In addition to putting on a TEAM-Math/AMSTI-AU summer mathematics workshop at the Opelika AMSTI facility, professors from the College of Education recently conducted a workshop for elementary mathematics teachers from the surrounding region at Ogletree Elementary School in Auburn. The project was led by principal investigator Margaret Flores, Associate Professor in the Department of Special Education, Rehabilitation, and Counseling, and co-investigators Megan Burton, Assistant Professor in the Department of Curriculum and Teaching, Vanessa Hinton, Lecturer from the Department of Special Education, Rehabilitation, and Counseling, and Professor Michel Smith from the College of Sciences and Mathematics.
“The purpose of this workshop was to help special and general education teachers learn to work together to teach mathematics in an integrated classroom setting,” Flores explained. “The Alabama College and Career Ready Standards have changed, so our teachers must be comfortable working together to convey mathematics to a wide variety of students.”
The staff spent one full day training teachers.

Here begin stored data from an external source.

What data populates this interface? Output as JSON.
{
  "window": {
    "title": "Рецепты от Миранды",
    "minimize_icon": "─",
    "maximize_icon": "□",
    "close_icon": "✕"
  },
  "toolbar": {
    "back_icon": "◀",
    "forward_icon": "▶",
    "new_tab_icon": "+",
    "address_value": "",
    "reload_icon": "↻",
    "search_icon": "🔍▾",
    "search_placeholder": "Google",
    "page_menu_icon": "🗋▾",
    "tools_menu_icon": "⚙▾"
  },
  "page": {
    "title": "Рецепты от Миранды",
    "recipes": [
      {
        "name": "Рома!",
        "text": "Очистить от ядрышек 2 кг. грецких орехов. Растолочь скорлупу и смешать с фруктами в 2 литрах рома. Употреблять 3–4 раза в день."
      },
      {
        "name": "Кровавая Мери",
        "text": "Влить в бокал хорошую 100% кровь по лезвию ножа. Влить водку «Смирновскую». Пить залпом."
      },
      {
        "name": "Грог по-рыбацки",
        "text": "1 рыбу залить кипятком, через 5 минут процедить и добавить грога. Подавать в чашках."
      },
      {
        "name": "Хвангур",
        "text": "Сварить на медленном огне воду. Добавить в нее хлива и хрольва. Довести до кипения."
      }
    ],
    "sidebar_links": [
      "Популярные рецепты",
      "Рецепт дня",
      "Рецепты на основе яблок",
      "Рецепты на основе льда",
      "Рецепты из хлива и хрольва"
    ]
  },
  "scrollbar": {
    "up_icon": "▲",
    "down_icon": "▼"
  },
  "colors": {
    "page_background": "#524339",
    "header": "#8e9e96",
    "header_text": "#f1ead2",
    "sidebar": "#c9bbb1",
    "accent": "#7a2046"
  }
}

The following day students came into the school for a hands-on session. The students were recruited from the Auburn City School system to attend the workshop.
“Our recruitment pool was really any first through fifth grader,” Flores said. “What that means is that we had students here who love math and are good at it, and students who like math but aren’t necessarily good at it, to those who may need extra attention. We have a varied group of students, a genuine cross-section of our student population, which hopefully replicates a typical classroom situation. We told them up front that this was meant to be a fun learning experience for the students.”
Each grade level had its own classroom, and there were four teachers in each room. There were 15-20 students per class, so it looked like a regular school classroom. In all there were approximately 120 student participants, and 21 teachers. Each classroom was active, and the children were having fun engaging in math concepts often organized like collaborative games.
“This setting gave our teachers an ideal opportunity to put into practice what we taught them about collaboration before the students arrived,” Flores said. “Our education partners who are here were invited from the fifteen school districts in our region, and they are here because they want to be here. These educators are giving up six days of their summer vacation to work on this eight hours a day, just to help their students by becoming better teachers and leaders. I admire their dedication and know that our students are fortunate to be able to work with people like this in the classroom every day.”